At present Scotland is already trying to move funding from acute NHS services into community health services, which can help support people with chronic illnesses and impairments more effectively. Ending the division between health and social care would make it is possible to invest more in preventative social care services. Scotland could use the opportunity offered by the devolution of welfare benefits to combine existing disability benefits and social care budgets into one simple, three-tiered user-controlled benefit reflecting the World Health Organisation’s Instrumental Activities of Daily Living Scale – mild, moderate and severe – which would apply across Scotland and to every disabled person regardless of age. 
Users could then chose to take this as a weekly direct payment – to spend on services, support, personal care, informal care, aids etc. – and be assisted by user-run advocacy services both to apply for and manage the payment, or chose to have the payment managed for them by social services departments. This would build on existing best practice in self-directed support whilst making a simpler, fairer, more accessible universal system. It would also open up choice and control to both disabled people and carers and allow them to create flexible systems of support that met their needs and enabled them to participate in society rather than being trapped in poverty and isolation.

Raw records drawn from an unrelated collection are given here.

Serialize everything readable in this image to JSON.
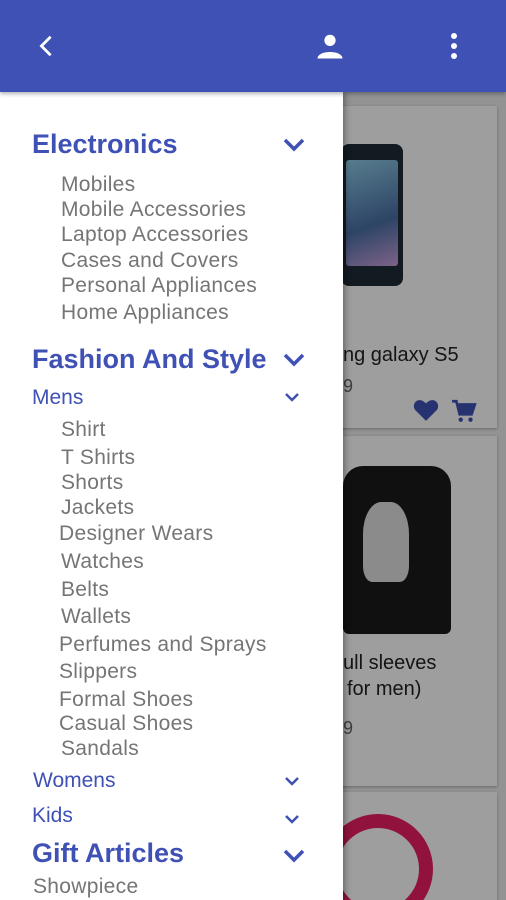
{
  "appbar": {
    "background": "#3f51b5",
    "icons": [
      "back-arrow-icon",
      "account-icon",
      "more-vertical-icon"
    ]
  },
  "products": [
    {
      "name": "ng galaxy S5",
      "price": "9"
    },
    {
      "name_line1": "ull sleeves",
      "name_line2": "for men)",
      "price": "9"
    },
    {
      "name": "",
      "price": ""
    }
  ],
  "drawer": {
    "electronics": {
      "label": "Electronics",
      "items": [
        "Mobiles",
        "Mobile Accessories",
        "Laptop Accessories",
        "Cases and Covers",
        "Personal Appliances",
        "Home Appliances"
      ]
    },
    "fashion": {
      "label": "Fashion And Style",
      "mens": {
        "label": "Mens",
        "items": [
          "Shirt",
          "T Shirts",
          "Shorts",
          "Jackets",
          "Designer Wears",
          "Watches",
          "Belts",
          "Wallets",
          "Perfumes and Sprays",
          "Slippers",
          "Formal Shoes",
          "Casual Shoes",
          "Sandals"
        ]
      },
      "womens": {
        "label": "Womens"
      },
      "kids": {
        "label": "Kids"
      }
    },
    "gifts": {
      "label": "Gift Articles",
      "items": [
        "Showpiece"
      ]
    }
  },
  "colors": {
    "accent": "#3f51b5",
    "muted_text": "#757575"
  }
}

It sounds fairly simple and the international evidence suggest it could work. But there would be hurdles to be overcome. There would be a need to develop consensus between groups currently using the services effected, carers, and the staff involved.  The approach would also make more sense if the existing devolved payments were supplementary to a Citizens Universal Basic Income comprising other benefits which are currently reserved to Westminster. 
However, there is a second, bolder approach. The benefits system has been tweaked, prodded, pushed, pulled, sub-divided and reunited into something so complex as to be burdensome for all concerned, most especially those who depend on it the most. By uniting our approach to welfare and care policy, and placing the user at the heart of an overhauled welfare and care system, Scotland could build a model that places human value rather than bureaucratic inertia uppermost on the political agenda. It could build a care infrastructure that cares. 
There is no point having additional powers over welfare if Scotland is not prepared to risk doing things differently. There is compelling international evidence that systems developed from the perspective of the user achieve better health and social care outcomes. By reducing the need for expensive acute services and reducing the bureaucratic cost of managing apparently endless complexity, they are also more cost effective. 
Scotland’s political leadership has made much of the idea that it is prepared to do things differently to create a society that is not only more just, but that delivers services in a smart and effective way. If this becomes an exercise in covering over the exiting cracks in the system with a Saltire, it will be a missed opportunity. If, however, Scotland’s political leadership can demonstrate that it is a small country with big ideas, then there is an opportunity to both learn from the rest of the world and act as an example to it.